Da Helodie Fazzalari
Pochi giorni fa ho conosciuto Maria Pailahueque, una donna Mapuche che ha vissuto la sua vita in un campo all’interno di una comunità a sud del Cile, vicino Victoria, per poi trasferirsi a Santiago all’età di 25 anni. Maria mi ha accolta all’interno del suo appartamento a Santiago, mi ha offerto l’Humitas, un tipico piatto cileno, ed ha preparato il Mati, una bevanda tradizionale. Ha iniziato poi a raccontarmi un pò della sua vita, e ciò che ha attirato la mia attenzione è il passaggio dalla quotidianità del ‘campo’ a quella del ‘pueblo’, che ha dovuto affrontare Maria. Questa è la sua storia.
“Io mi chiamo Maria Pailahueque, ho 5 figli, 4 maschi e una femmina. Il mio primo figlio è sposato ed ha 3 bambini. Io sono di Vittoria, sono nata e cresciuta li in comunità. Ho trascorso tutta la mia vita insieme ai miei genitori e a mia nonna, legata in tutto e per tutto alle abitudini e alle tradizioni antiche Mapuche. E’ grazie a lei che oggi sono quel che sono. Da lei ho imparato il valore della famiglia, dell’essere sempre uniti, del saper vivere in comunità come si fa nel campo. Ogni tipo di lavoro o evento lo si svolge sempre insieme. In ogni comunità abbiamo un Lonko, un membro più anziano che ha il ruolo di richiamare a se il gruppo e di seguire i più giovani nella loro crescita. Mi sono sposata a 19 anni ed a 25 sono venuta a Santiago per volontà di mio marito. Sua madre lavorava qui e aveva un campo, così noi venimmo a vivere e a lavorare qui, dove sono cresciuti anche i nostri figli.

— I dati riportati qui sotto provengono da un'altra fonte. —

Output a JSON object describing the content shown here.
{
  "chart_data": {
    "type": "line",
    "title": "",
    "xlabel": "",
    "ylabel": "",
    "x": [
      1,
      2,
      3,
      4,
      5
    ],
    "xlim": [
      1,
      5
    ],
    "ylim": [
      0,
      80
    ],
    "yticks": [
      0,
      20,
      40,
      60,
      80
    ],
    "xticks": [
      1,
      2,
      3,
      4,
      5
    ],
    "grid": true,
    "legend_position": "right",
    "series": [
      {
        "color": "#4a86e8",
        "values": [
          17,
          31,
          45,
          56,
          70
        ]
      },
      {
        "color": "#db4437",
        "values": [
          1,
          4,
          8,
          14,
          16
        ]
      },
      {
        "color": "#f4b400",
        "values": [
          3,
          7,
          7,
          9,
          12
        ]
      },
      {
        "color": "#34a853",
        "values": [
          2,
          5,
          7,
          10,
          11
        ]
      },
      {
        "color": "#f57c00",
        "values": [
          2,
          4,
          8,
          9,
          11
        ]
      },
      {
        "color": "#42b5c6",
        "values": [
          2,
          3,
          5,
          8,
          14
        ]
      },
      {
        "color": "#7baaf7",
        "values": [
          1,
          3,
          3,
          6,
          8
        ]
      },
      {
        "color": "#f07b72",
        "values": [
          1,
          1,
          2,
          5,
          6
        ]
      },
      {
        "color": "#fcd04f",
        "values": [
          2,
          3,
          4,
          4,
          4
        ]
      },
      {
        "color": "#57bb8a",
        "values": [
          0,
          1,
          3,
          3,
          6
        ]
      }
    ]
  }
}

E’ da 5 anni che ho divorziato con mio marito, ho dovuto lasciare il campo ed oggi abito in questo piccolo appartamento. Noi donne Mapuche quando ci sposiamo abbiamo il dovere di guidare e prenderci cura dei figli e di nostro marito, ma nella società odierna spesso passa il concetto che la donna Mapuche non ‘fa nulla’. Quest’idea fa si che la donna Mapuche perda la sua autonomia, e questo è successo anche a me. La donna quando vive nel campo ha un’identità ben definita, e deve fare tantissime cose: cucinare, accudire i bambini, mentre l’uomo ha il compito di lavorare nei campi”.
Come si vive nel campo?
“Nel campo si vive tranquilli, gli alimenti sono più sani, la vita è più sana. Ad esempio, in passato si seccavano gli alimenti come la carne, era questo il modo di conservarli in quanto non c’erano i frigoriferi. Oggi se tu provi a seccare al sole gli alimenti, questi marciscono o vengono mangiati dagli insetti. Perché il cibo è pieno di conservanti, non è sano. Quando vivevo nel campo potevamo fare le conserve, seminare, c’era un tempo per tutto. Qui a Santiago è molto difficile vivere senza poter fare questi lavori.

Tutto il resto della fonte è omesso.